I stood there, still feeling the warmth on my backside and thinking about everything I had done wrong. I was mad at myself, and at first, I tried to fight the feeling. But after a few minutes, I realized how much I had needed this. It wasn’t about the punishment—it was about taking responsibility for myself.
When the timer went off, Adam guided me back to the couch and pulled me into a hug. “I’m proud of you, Nat. But this is just the beginning. You’re going to be okay. You just have to keep choosing the right path.”
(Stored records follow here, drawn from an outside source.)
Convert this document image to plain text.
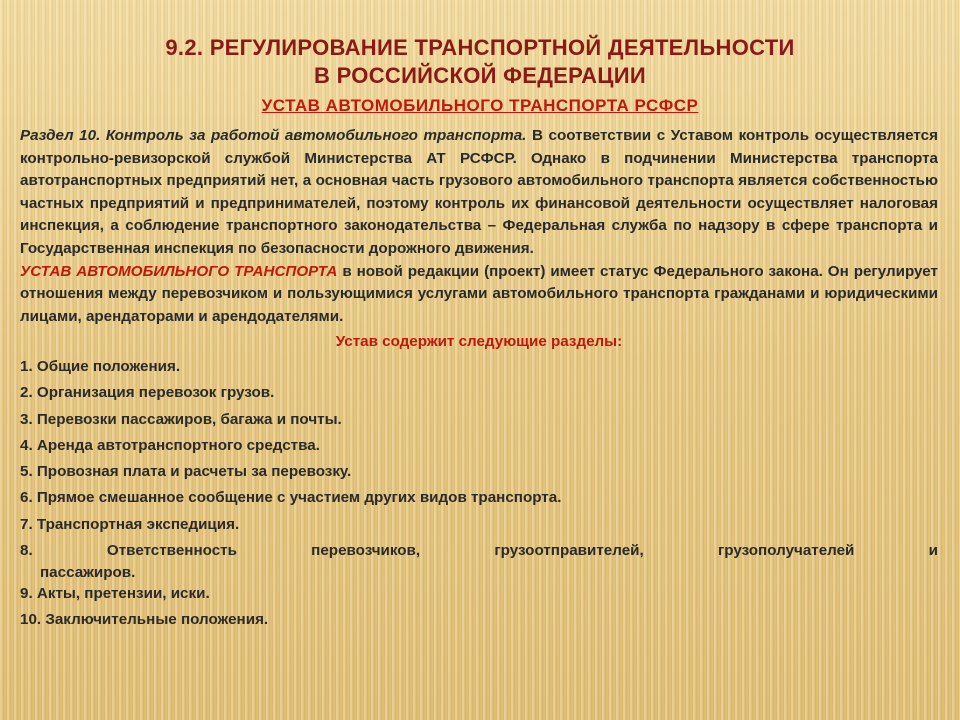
9.2. РЕГУЛИРОВАНИЕ ТРАНСПОРТНОЙ ДЕЯТЕЛЬНОСТИ
В РОССИЙСКОЙ ФЕДЕРАЦИИ
УСТАВ АВТОМОБИЛЬНОГО ТРАНСПОРТА РСФСР

Раздел 10. Контроль за работой автомобильного транспорта. В соответствии с Уставом контроль осуществляется контрольно-ревизорской службой Министерства АТ РСФСР. Однако в подчинении Министерства транспорта автотранспортных предприятий нет, а основная часть грузового автомобильного транспорта является собственностью частных предприятий и предпринимателей, поэтому контроль их финансовой деятельности осуществляет налоговая инспекция, а соблюдение транспортного законодательства – Федеральная служба по надзору в сфере транспорта и Государственная инспекция по безопасности дорожного движения.

УСТАВ АВТОМОБИЛЬНОГО ТРАНСПОРТА в новой редакции (проект) имеет статус Федерального закона. Он регулирует отношения между перевозчиком и пользующимися услугами автомобильного транспорта гражданами и юридическими лицами, арендаторами и арендодателями.

Устав содержит следующие разделы:
1. Общие положения.
2. Организация перевозок грузов.
3. Перевозки пассажиров, багажа и почты.
4. Аренда автотранспортного средства.
5. Провозная плата и расчеты за перевозку.
6. Прямое смешанное сообщение с участием других видов транспорта.
7. Транспортная экспедиция.
8. Ответственность перевозчиков, грузоотправителей, грузополучателей и
пассажиров.
9. Акты, претензии, иски.
10. Заключительные положения.
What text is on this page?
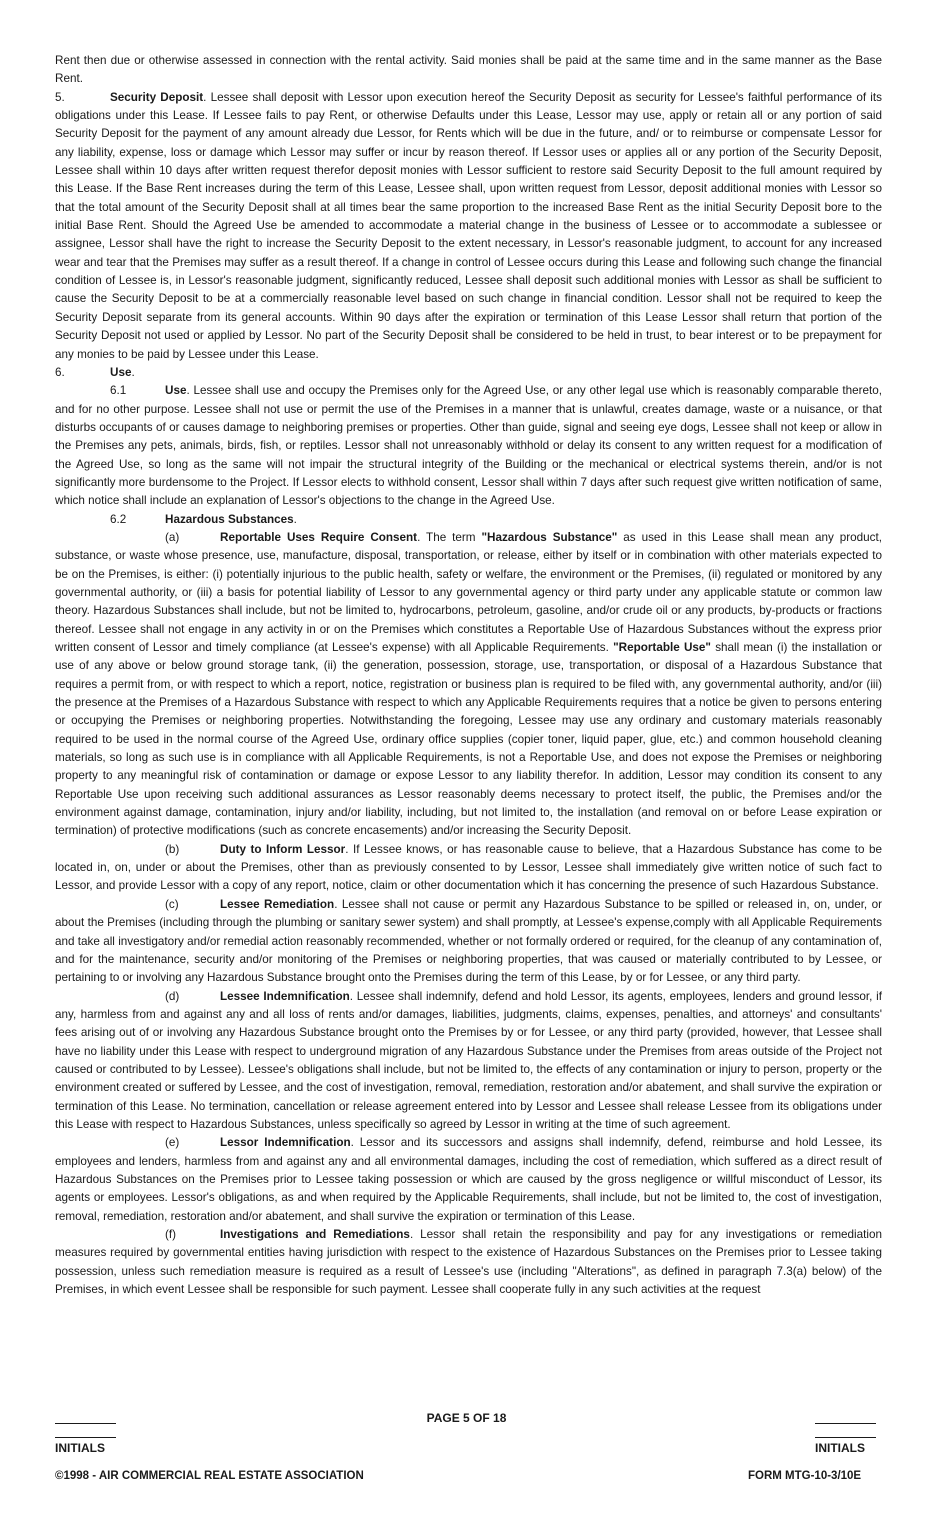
Rent then due or otherwise assessed in connection with the rental activity. Said monies shall be paid at the same time and in the same manner as the Base Rent.

5.	Security Deposit. Lessee shall deposit with Lessor upon execution hereof the Security Deposit as security for Lessee's faithful performance of its obligations under this Lease. If Lessee fails to pay Rent, or otherwise Defaults under this Lease, Lessor may use, apply or retain all or any portion of said Security Deposit for the payment of any amount already due Lessor, for Rents which will be due in the future, and/ or to reimburse or compensate Lessor for any liability, expense, loss or damage which Lessor may suffer or incur by reason thereof. If Lessor uses or applies all or any portion of the Security Deposit, Lessee shall within 10 days after written request therefor deposit monies with Lessor sufficient to restore said Security Deposit to the full amount required by this Lease. If the Base Rent increases during the term of this Lease, Lessee shall, upon written request from Lessor, deposit additional monies with Lessor so that the total amount of the Security Deposit shall at all times bear the same proportion to the increased Base Rent as the initial Security Deposit bore to the initial Base Rent. Should the Agreed Use be amended to accommodate a material change in the business of Lessee or to accommodate a sublessee or assignee, Lessor shall have the right to increase the Security Deposit to the extent necessary, in Lessor's reasonable judgment, to account for any increased wear and tear that the Premises may suffer as a result thereof. If a change in control of Lessee occurs during this Lease and following such change the financial condition of Lessee is, in Lessor's reasonable judgment, significantly reduced, Lessee shall deposit such additional monies with Lessor as shall be sufficient to cause the Security Deposit to be at a commercially reasonable level based on such change in financial condition. Lessor shall not be required to keep the Security Deposit separate from its general accounts. Within 90 days after the expiration or termination of this Lease Lessor shall return that portion of the Security Deposit not used or applied by Lessor. No part of the Security Deposit shall be considered to be held in trust, to bear interest or to be prepayment for any monies to be paid by Lessee under this Lease.

6.	Use.

6.1	Use. Lessee shall use and occupy the Premises only for the Agreed Use, or any other legal use which is reasonably comparable thereto, and for no other purpose. Lessee shall not use or permit the use of the Premises in a manner that is unlawful, creates damage, waste or a nuisance, or that disturbs occupants of or causes damage to neighboring premises or properties. Other than guide, signal and seeing eye dogs, Lessee shall not keep or allow in the Premises any pets, animals, birds, fish, or reptiles. Lessor shall not unreasonably withhold or delay its consent to any written request for a modification of the Agreed Use, so long as the same will not impair the structural integrity of the Building or the mechanical or electrical systems therein, and/or is not significantly more burdensome to the Project. If Lessor elects to withhold consent, Lessor shall within 7 days after such request give written notification of same, which notice shall include an explanation of Lessor's objections to the change in the Agreed Use.

6.2	Hazardous Substances.

(a)	Reportable Uses Require Consent. The term "Hazardous Substance" as used in this Lease shall mean any product, substance, or waste whose presence, use, manufacture, disposal, transportation, or release, either by itself or in combination with other materials expected to be on the Premises, is either: (i) potentially injurious to the public health, safety or welfare, the environment or the Premises, (ii) regulated or monitored by any governmental authority, or (iii) a basis for potential liability of Lessor to any governmental agency or third party under any applicable statute or common law theory. Hazardous Substances shall include, but not be limited to, hydrocarbons, petroleum, gasoline, and/or crude oil or any products, by-products or fractions thereof. Lessee shall not engage in any activity in or on the Premises which constitutes a Reportable Use of Hazardous Substances without the express prior written consent of Lessor and timely compliance (at Lessee's expense) with all Applicable Requirements. "Reportable Use" shall mean (i) the installation or use of any above or below ground storage tank, (ii) the generation, possession, storage, use, transportation, or disposal of a Hazardous Substance that requires a permit from, or with respect to which a report, notice, registration or business plan is required to be filed with, any governmental authority, and/or (iii) the presence at the Premises of a Hazardous Substance with respect to which any Applicable Requirements requires that a notice be given to persons entering or occupying the Premises or neighboring properties. Notwithstanding the foregoing, Lessee may use any ordinary and customary materials reasonably required to be used in the normal course of the Agreed Use, ordinary office supplies (copier toner, liquid paper, glue, etc.) and common household cleaning materials, so long as such use is in compliance with all Applicable Requirements, is not a Reportable Use, and does not expose the Premises or neighboring property to any meaningful risk of contamination or damage or expose Lessor to any liability therefor. In addition, Lessor may condition its consent to any Reportable Use upon receiving such additional assurances as Lessor reasonably deems necessary to protect itself, the public, the Premises and/or the environment against damage, contamination, injury and/or liability, including, but not limited to, the installation (and removal on or before Lease expiration or termination) of protective modifications (such as concrete encasements) and/or increasing the Security Deposit.

(b)	Duty to Inform Lessor. If Lessee knows, or has reasonable cause to believe, that a Hazardous Substance has come to be located in, on, under or about the Premises, other than as previously consented to by Lessor, Lessee shall immediately give written notice of such fact to Lessor, and provide Lessor with a copy of any report, notice, claim or other documentation which it has concerning the presence of such Hazardous Substance.

(c)	Lessee Remediation. Lessee shall not cause or permit any Hazardous Substance to be spilled or released in, on, under, or about the Premises (including through the plumbing or sanitary sewer system) and shall promptly, at Lessee's expense,comply with all Applicable Requirements and take all investigatory and/or remedial action reasonably recommended, whether or not formally ordered or required, for the cleanup of any contamination of, and for the maintenance, security and/or monitoring of the Premises or neighboring properties, that was caused or materially contributed to by Lessee, or pertaining to or involving any Hazardous Substance brought onto the Premises during the term of this Lease, by or for Lessee, or any third party.

(d)	Lessee Indemnification. Lessee shall indemnify, defend and hold Lessor, its agents, employees, lenders and ground lessor, if any, harmless from and against any and all loss of rents and/or damages, liabilities, judgments, claims, expenses, penalties, and attorneys' and consultants' fees arising out of or involving any Hazardous Substance brought onto the Premises by or for Lessee, or any third party (provided, however, that Lessee shall have no liability under this Lease with respect to underground migration of any Hazardous Substance under the Premises from areas outside of the Project not caused or contributed to by Lessee). Lessee's obligations shall include, but not be limited to, the effects of any contamination or injury to person, property or the environment created or suffered by Lessee, and the cost of investigation, removal, remediation, restoration and/or abatement, and shall survive the expiration or termination of this Lease. No termination, cancellation or release agreement entered into by Lessor and Lessee shall release Lessee from its obligations under this Lease with respect to Hazardous Substances, unless specifically so agreed by Lessor in writing at the time of such agreement.

(e)	Lessor Indemnification. Lessor and its successors and assigns shall indemnify, defend, reimburse and hold Lessee, its employees and lenders, harmless from and against any and all environmental damages, including the cost of remediation, which suffered as a direct result of Hazardous Substances on the Premises prior to Lessee taking possession or which are caused by the gross negligence or willful misconduct of Lessor, its agents or employees. Lessor's obligations, as and when required by the Applicable Requirements, shall include, but not be limited to, the cost of investigation, removal, remediation, restoration and/or abatement, and shall survive the expiration or termination of this Lease.

(f)	Investigations and Remediations. Lessor shall retain the responsibility and pay for any investigations or remediation measures required by governmental entities having jurisdiction with respect to the existence of Hazardous Substances on the Premises prior to Lessee taking possession, unless such remediation measure is required as a result of Lessee's use (including "Alterations", as defined in paragraph 7.3(a) below) of the Premises, in which event Lessee shall be responsible for such payment. Lessee shall cooperate fully in any such activities at the request

PAGE 5 OF 18
INITIALS	INITIALS
©1998 - AIR COMMERCIAL REAL ESTATE ASSOCIATION	FORM MTG-10-3/10E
I nestled into his chest, feeling a sense of calm washing over me. “Thank you,” I said quietly.
“You’re welcome,” he whispered. “Now, I’m going to make you some brunch. And after you get some work done, we can have some fun and watch a movie or go to the park.”
I perked up at the mention of the movie. “Wait, really? You mean it?”
Adam chuckled softly, brushing my hair back from my face. He was helping me reclothe myself, “Yeah, really. But only after you work. No skipping ahead.”
I smiled, feeling lighter than I had in days. As I sat down at the table to get some work done, I realized something important: I wasn’t alone in this. I had someone who cared, who was willing to help me through the hard parts.
And with that, I finally felt ready to take control of my life again.